NEW YORK (Reuters Health) - A low ratio of amyloid beta protein 42 (Abeta42) to amyloid beta protein 40 (Abeta40) in plasma is associated with an increased risk of mild cognitive impairment (MCI) and Alzheimer's disease (AD), according to a report in the March issue of the Archives of Neurology.

"This blood test may be like a cholesterol test, predicting some of the risk of who will develop AD," Dr. Neill R. Graff-Radford from the Mayo Clinic in Jacksonville, Florida, told Reuters Health.

Dr. Graff-Radford and associates evaluated plasma amyloid beta protein and the Abeta42/Abeta40 ratio as possible biomarkers for AD and for the amnestic type of MCI that usually precedes AD.

Individually, Abeta42 and Abeta40 levels were not associated with the risk of AD or MCI, the authors report.
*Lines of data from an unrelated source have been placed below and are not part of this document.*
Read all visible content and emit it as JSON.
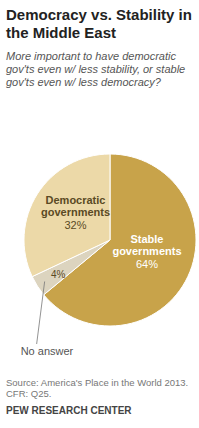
{
  "chart_data": {
    "type": "pie",
    "title": "Democracy vs. Stability in the Middle East",
    "subtitle": "More important to have democratic gov'ts even w/ less stability, or stable gov'ts even w/ less democracy?",
    "categories": [
      "Stable governments",
      "No answer",
      "Democratic governments"
    ],
    "values": [
      64,
      4,
      32
    ],
    "value_labels": [
      "64%",
      "4%",
      "32%"
    ],
    "colors": [
      "#c8a34a",
      "#dcd4bf",
      "#ecd9a8"
    ],
    "data_labels": true,
    "annotations": [
      "Source: America's Place in the World 2013. CFR: Q25.",
      "PEW RESEARCH CENTER"
    ]
  }
}
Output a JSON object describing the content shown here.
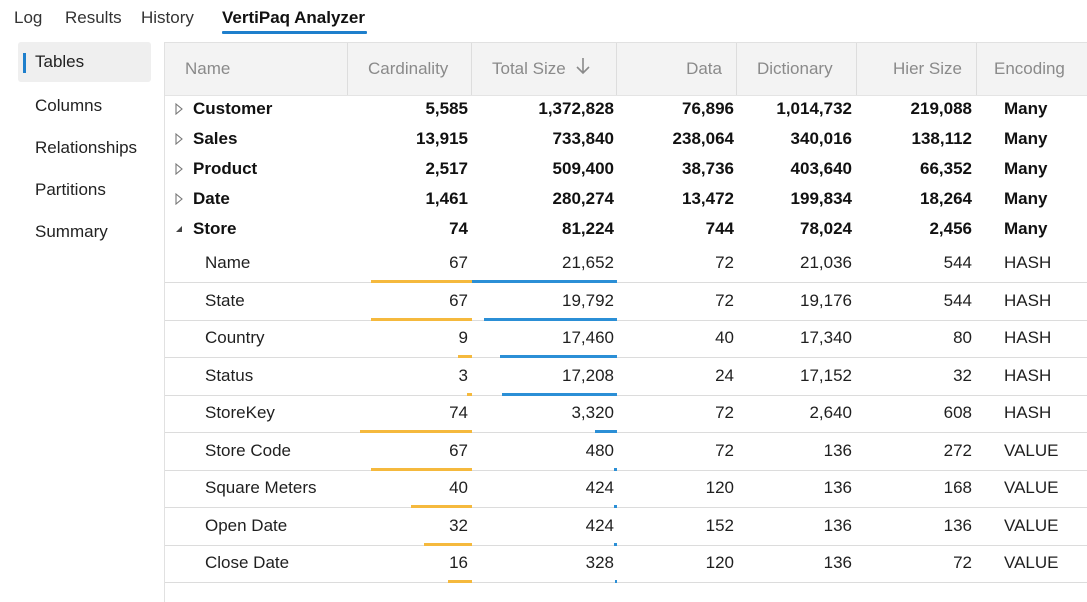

The Abeta42/Abeta40 ratio, however, was associated with conversion to MCI or AD. Patients with Abeta42/Abeta40 in the lowest quartile were more than 3 times as likely to progress to MCI or AD compared with patients in the highest quartile.

Similarly, the researchers note, among older subjects with the APOE 3/4 genotype, the incidence of MCI or AD after 5 years of follow-up was 32% among those with Abeta42/Abeta40 below the median, compared with 6% among patients with Abeta42/Abeta40 above the median.

"We believe this finding may be used in at least two ways," Dr. Graff-Radford said. "We may be able to identify persons at great risk of AD and design a cost-effective primary prevention trial by enriching the sample to be studied based on the blood test. Secondly, the blood test may be a screen of patients at risk for AD who go on to have a more expensive test, such as the PIB PET scan, which can image amyloid in the brain."

The research team plans to evaluate the test longitudinally in a much larger sample of 3000 subjects, Dr. Graff-Radford said. "We want to determine if there is an earlier time in the evolution of the plasma amyloid beta proteins that we can predict risk, and also to replicate our finding."